The European Union and Britain on Thursday finalized sanctions on three Iranian generals and an arms firm over the drones in Ukraine, which killed five people in Kyiv on Monday and have destroyed power stations and other vital civilian infrastructure.
US and European officials say they have evidence that Russia has bought low-cost Iranian drones that explode on impact. Russia and Iran at a Security Council session called by Western nations Wednesday both denied that the drones came from Tehran.
Pahlavi said there was little question that Iran's clerical state, which replaced his father's Western-oriented monarchy following the 1979 revolution, has meddled around the world.
"The question isn't what the Iranian regime is doing. The question is how will the world react and whether it will take clear action to condemn the regime's actions through sanctions with painful consequences," he said.
He called international pressure "a win-win -- the only one who stands to lose is the Islamic regime and we don't care about that."
Pahlavi advocates the formation of a secular democracy in Iran and not necessarily the restoration of the centuries-old monarchy, an option that has limited appeal inside the country.
In his address, Pahlavi said that Iranians have "inspired the admiration of the world" through more than one month of protests triggered by the death of 22-year-old Mahsa Amini, who was arrested by the notorious "morality police," which enforces dress codes for women.

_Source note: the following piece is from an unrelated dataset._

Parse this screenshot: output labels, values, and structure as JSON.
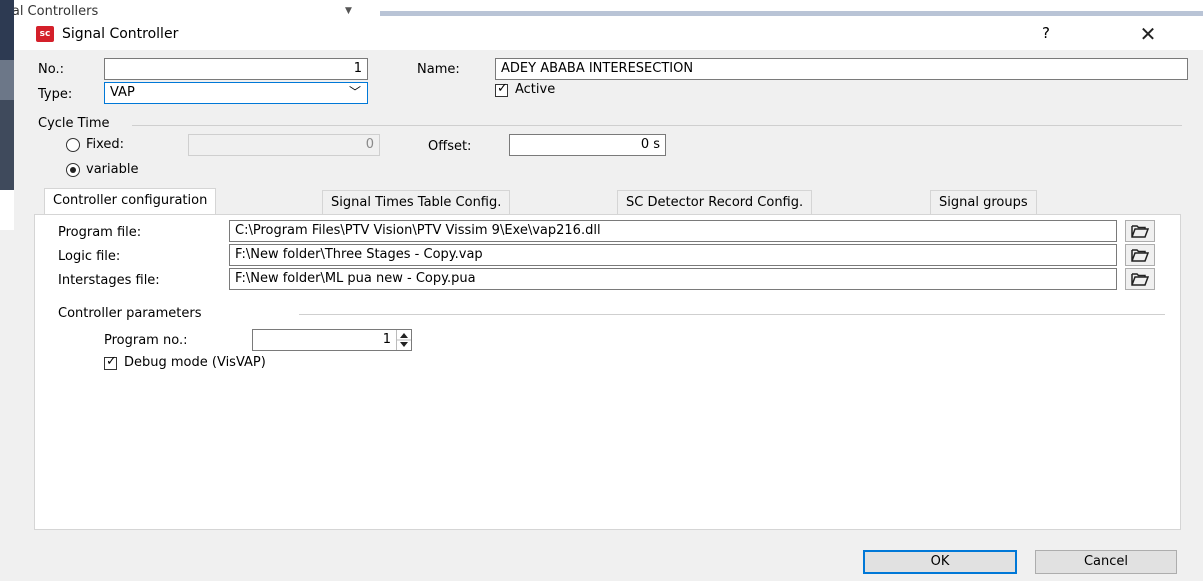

"Your movement has also crippled the regime's propaganda and narrative formation machine," Pahlavi said.
"They wanted women to be slaves to men but you, Iran's women, with the support of your husbands, brothers, fathers and sons have started the first women's revolution in history."
Pahlavi said he has made progress in working internationally to create a fund to assist Iranians who want to go on strike, although he said details were still being arranged.
Pahlavi reiterated calls on world powers to expel Iranian ambassadors and to stop negotiating with the clerical state, following months of failed efforts to restore a 2015 nuclear deal.